The NFL sought to downplay its role with Heads Up Football when asked by the two reporters. Scott Hallenbeck, USA Football's executive director, described the Heads Up Football program as a "USA Football program that the NFL has helped fund." (The NFL is the sole funder of the program.)

For what it's worth, NFL commissioner Roger Goodell attended the first meeting of the Heads Up Football Advisory Committee back in May 2013, which featured demonstrations of proper helmet fit and proper tackling techniques. The NFL's first-ever Health and Safety report, released in Oct. 2012, also touted the league's work with USA Football and the Heads Up Football program.

That level of involvement raised concerns from at least one former NFL player.
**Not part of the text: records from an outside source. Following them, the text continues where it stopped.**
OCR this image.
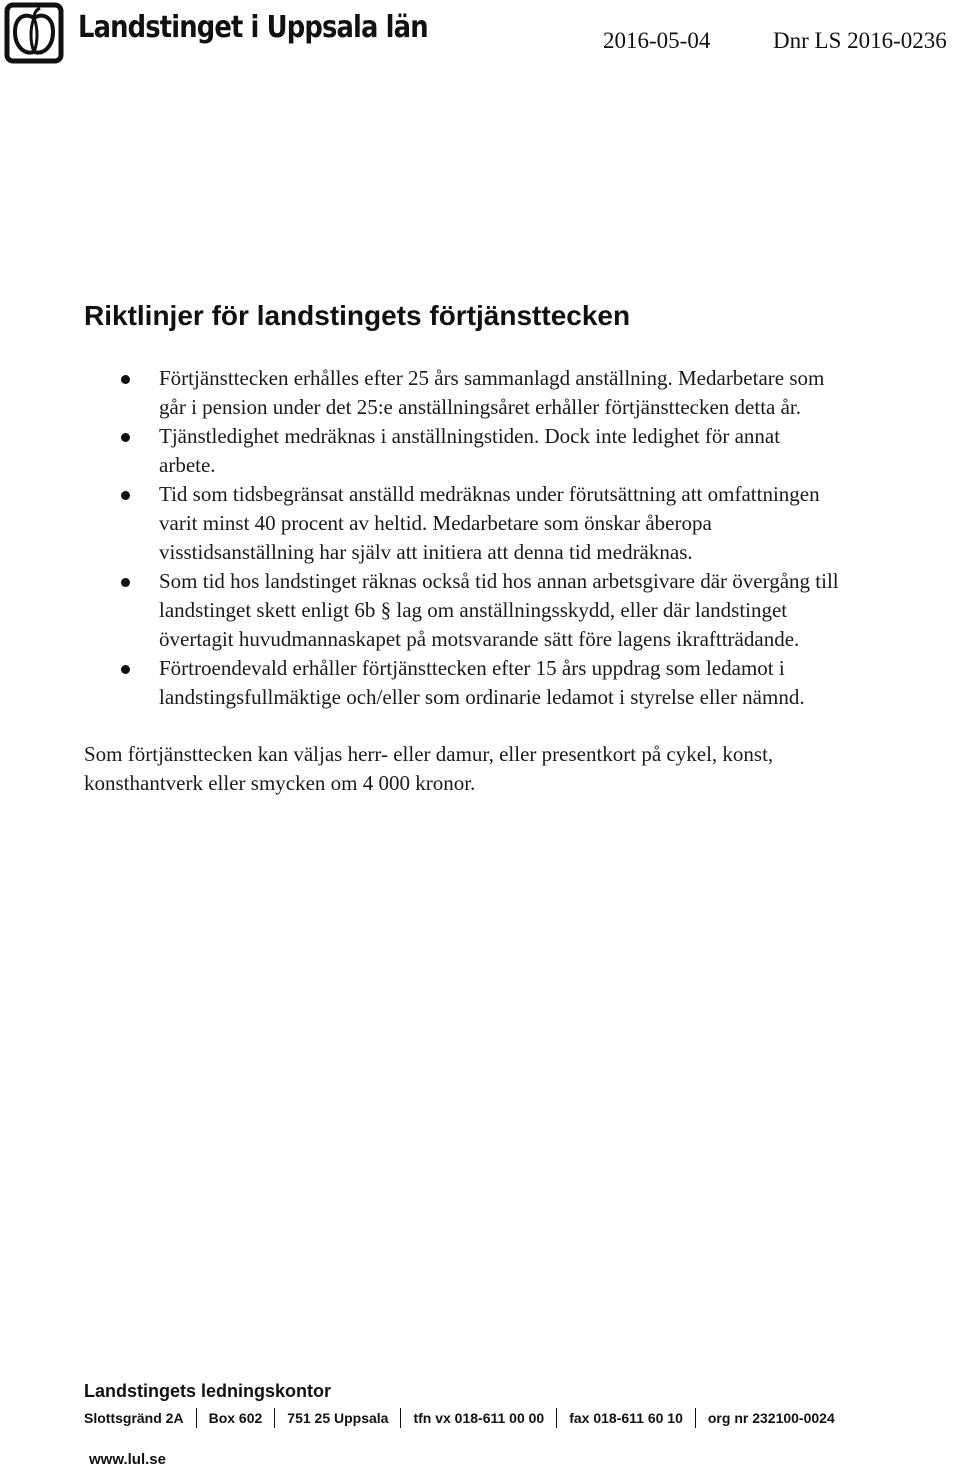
Landstinget i Uppsala län	2016-05-04	Dnr LS 2016-0236
Riktlinjer för landstingets förtjänsttecken
Förtjänsttecken erhålles efter 25 års sammanlagd anställning. Medarbetare som
går i pension under det 25:e anställningsåret erhåller förtjänsttecken detta år.
Tjänstledighet medräknas i anställningstiden. Dock inte ledighet för annat
arbete.
Tid som tidsbegränsat anställd medräknas under förutsättning att omfattningen
varit minst 40 procent av heltid. Medarbetare som önskar åberopa
visstidsanställning har själv att initiera att denna tid medräknas.
Som tid hos landstinget räknas också tid hos annan arbetsgivare där övergång till
landstinget skett enligt 6b § lag om anställningsskydd, eller där landstinget
övertagit huvudmannaskapet på motsvarande sätt före lagens ikraftträdande.
Förtroendevald erhåller förtjänsttecken efter 15 års uppdrag som ledamot i
landstingsfullmäktige och/eller som ordinarie ledamot i styrelse eller nämnd.
Som förtjänsttecken kan väljas herr- eller damur, eller presentkort på cykel, konst,
konsthantverk eller smycken om 4 000 kronor.
Landstingets ledningskontor
Slottsgränd 2A Box 602 751 25 Uppsala tfn vx 018-611 00 00 fax 018-611 60 10 org nr 232100-0024
www.lul.se
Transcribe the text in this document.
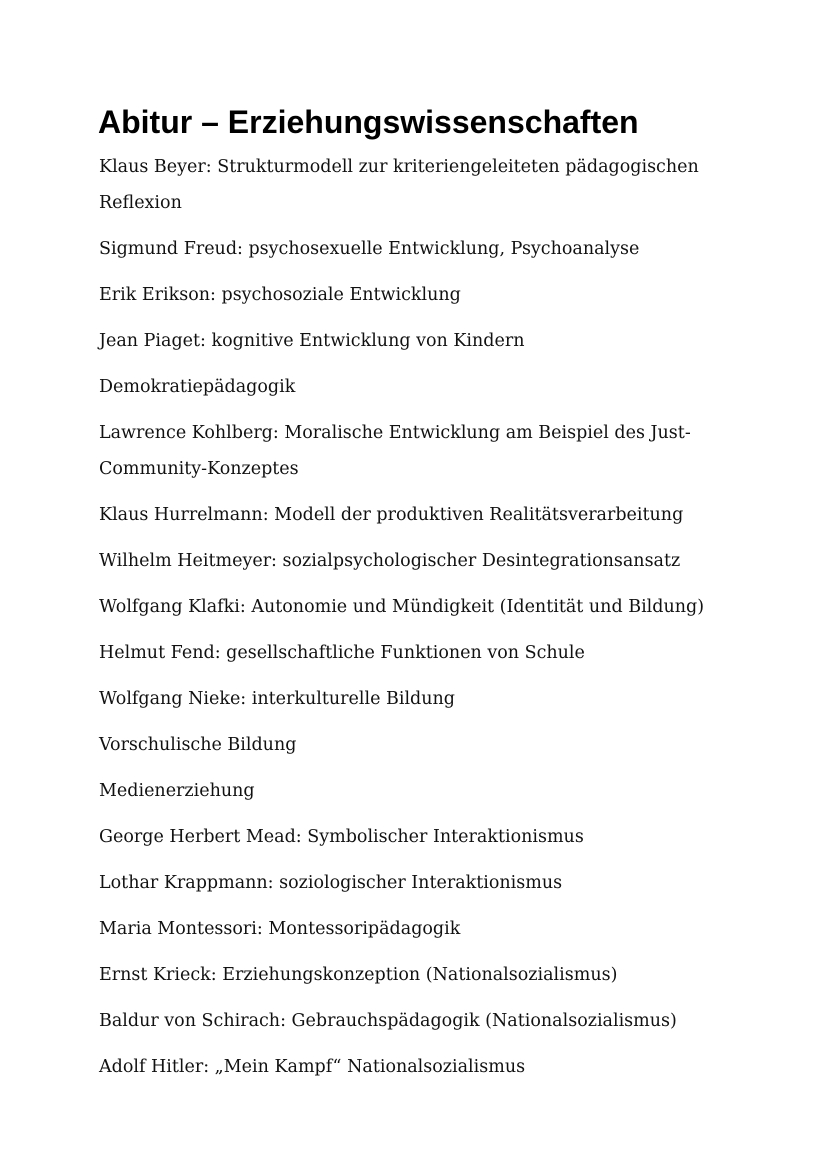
Abitur – Erziehungswissenschaften
Klaus Beyer: Strukturmodell zur kriteriengeleiteten pädagogischen
Reflexion
Sigmund Freud: psychosexuelle Entwicklung, Psychoanalyse
Erik Erikson: psychosoziale Entwicklung
Jean Piaget: kognitive Entwicklung von Kindern
Demokratiepädagogik
Lawrence Kohlberg: Moralische Entwicklung am Beispiel des Just-
Community-Konzeptes
Klaus Hurrelmann: Modell der produktiven Realitätsverarbeitung
Wilhelm Heitmeyer: sozialpsychologischer Desintegrationsansatz
Wolfgang Klafki: Autonomie und Mündigkeit (Identität und Bildung)
Helmut Fend: gesellschaftliche Funktionen von Schule
Wolfgang Nieke: interkulturelle Bildung
Vorschulische Bildung
Medienerziehung
George Herbert Mead: Symbolischer Interaktionismus
Lothar Krappmann: soziologischer Interaktionismus
Maria Montessori: Montessoripädagogik
Ernst Krieck: Erziehungskonzeption (Nationalsozialismus)
Baldur von Schirach: Gebrauchspädagogik (Nationalsozialismus)
Adolf Hitler: „Mein Kampf“ Nationalsozialismus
"The reality is you can't put this in the hands of the NFL to govern," said Michael Oriard, a former offensive lineman with the Kansas City Chiefs, to the Fainaru brothers. "Even with the best possible intentions, the corporate NFL has its needs and interests. You don't let the tobacco industry regulate what's safe in terms of smoking, but parents are kind of in that position here."

Hallenbeck told the reporters that USA Football isn't at the point yet "where we can definitively say Heads Up Football is actually scientifically working." USA Football is evaluating 10 leagues, half of which use the Heads Up program, to gather data through the 2014 season.
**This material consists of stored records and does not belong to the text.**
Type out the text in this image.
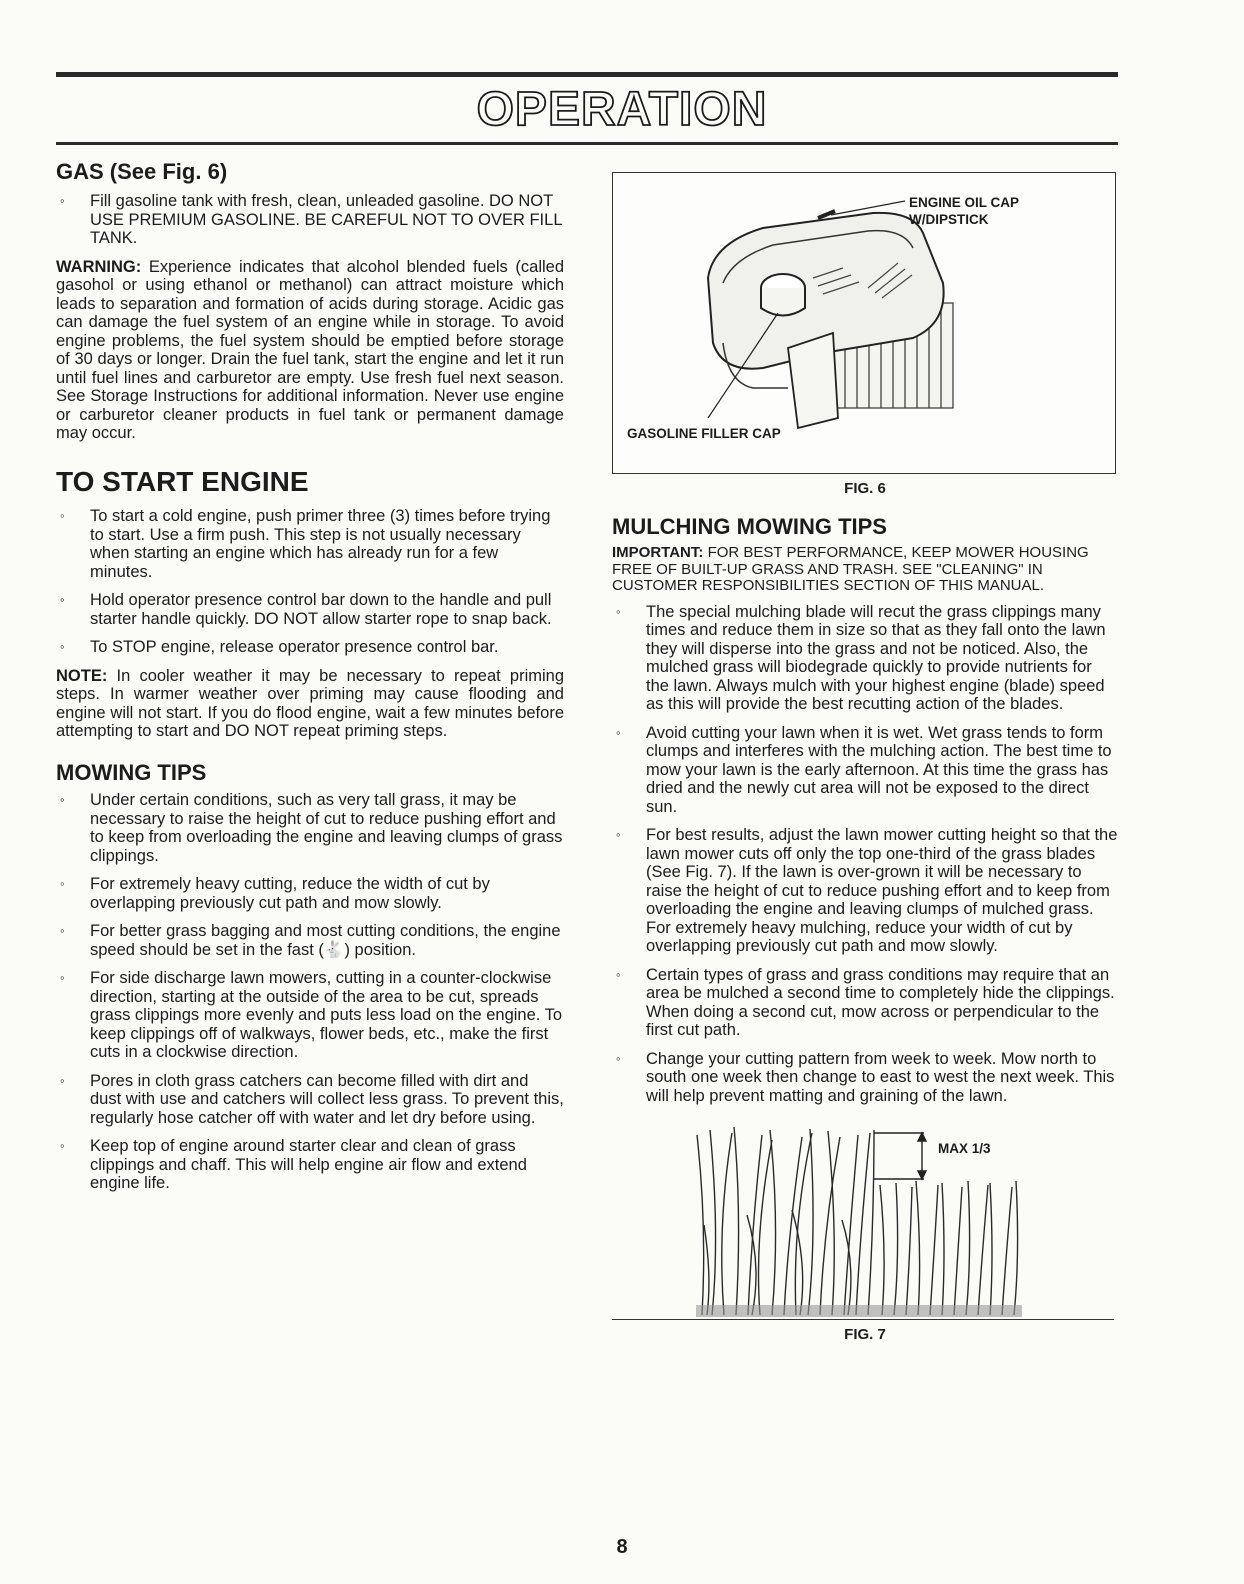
OPERATION
GAS (See Fig. 6)
◦ Fill gasoline tank with fresh, clean, unleaded gasoline. DO NOT USE PREMIUM GASOLINE. BE CAREFUL NOT TO OVER FILL TANK.

WARNING: Experience indicates that alcohol blended fuels (called gasohol or using ethanol or methanol) can attract moisture which leads to separation and formation of acids during storage. Acidic gas can damage the fuel system of an engine while in storage. To avoid engine problems, the fuel system should be emptied before storage of 30 days or longer. Drain the fuel tank, start the engine and let it run until fuel lines and carburetor are empty. Use fresh fuel next season. See Storage Instructions for additional information. Never use engine or carburetor cleaner products in fuel tank or permanent damage may occur.

TO START ENGINE
◦ To start a cold engine, push primer three (3) times before trying to start. Use a firm push. This step is not usually necessary when starting an engine which has already run for a few minutes.
◦ Hold operator presence control bar down to the handle and pull starter handle quickly. DO NOT allow starter rope to snap back.
◦ To STOP engine, release operator presence control bar.

NOTE: In cooler weather it may be necessary to repeat priming steps. In warmer weather over priming may cause flooding and engine will not start. If you do flood engine, wait a few minutes before attempting to start and DO NOT repeat priming steps.

MOWING TIPS
◦ Under certain conditions, such as very tall grass, it may be necessary to raise the height of cut to reduce pushing effort and to keep from overloading the engine and leaving clumps of grass clippings.
◦ For extremely heavy cutting, reduce the width of cut by overlapping previously cut path and mow slowly.
◦ For better grass bagging and most cutting conditions, the engine speed should be set in the fast (🐇) position.
◦ For side discharge lawn mowers, cutting in a counter-clockwise direction, starting at the outside of the area to be cut, spreads grass clippings more evenly and puts less load on the engine. To keep clippings off of walkways, flower beds, etc., make the first cuts in a clockwise direction.
◦ Pores in cloth grass catchers can become filled with dirt and dust with use and catchers will collect less grass. To prevent this, regularly hose catcher off with water and let dry before using.
◦ Keep top of engine around starter clear and clean of grass clippings and chaff. This will help engine air flow and extend engine life.
ENGINE OIL CAP
W/DIPSTICK
GASOLINE FILLER CAP
FIG. 6
MULCHING MOWING TIPS

IMPORTANT: FOR BEST PERFORMANCE, KEEP MOWER HOUSING FREE OF BUILT-UP GRASS AND TRASH. SEE "CLEANING" IN CUSTOMER RESPONSIBILITIES SECTION OF THIS MANUAL.

◦ The special mulching blade will recut the grass clippings many times and reduce them in size so that as they fall onto the lawn they will disperse into the grass and not be noticed. Also, the mulched grass will biodegrade quickly to provide nutrients for the lawn. Always mulch with your highest engine (blade) speed as this will provide the best recutting action of the blades.
◦ Avoid cutting your lawn when it is wet. Wet grass tends to form clumps and interferes with the mulching action. The best time to mow your lawn is the early afternoon. At this time the grass has dried and the newly cut area will not be exposed to the direct sun.
◦ For best results, adjust the lawn mower cutting height so that the lawn mower cuts off only the top one-third of the grass blades (See Fig. 7). If the lawn is over-grown it will be necessary to raise the height of cut to reduce pushing effort and to keep from overloading the engine and leaving clumps of mulched grass. For extremely heavy mulching, reduce your width of cut by overlapping previously cut path and mow slowly.
◦ Certain types of grass and grass conditions may require that an area be mulched a second time to completely hide the clippings. When doing a second cut, mow across or perpendicular to the first cut path.
◦ Change your cutting pattern from week to week. Mow north to south one week then change to east to west the next week. This will help prevent matting and graining of the lawn.
MAX 1/3
FIG. 7
8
The NFL's pending concussion settlement may end up helping USA Football in that regard. Included in the settlement was a research and education fund of $10 million, at least part of which "will be used to support joint efforts by the NFL and NFL players to promote education and safety initiatives in youth football."

Jackson told the Fainaru brothers that instead of downplaying the role of the head in tackling, the NFL should be up front with parents:

"I think that it's important to have a conversation with parents in this country about really what they're risking with their kids. Their kids are going to get hurt. Not necessarily brain injuries, but they're going to get banged up. It's a violent game. And their head is always in play. You can't remove the head from play in the football field. The only way to remove the head from the tackle is to remove your body from the field."

In an interview with ESPN the Magazine last March, former Baltimore Ravens receiver and current San Francisco 49ers receiver Anquan Boldin said that he wouldn't be letting his 8-year-old son play football.

"In the leagues I've seen," Boldin said, "I don't feel kids are being taught how to properly tackle."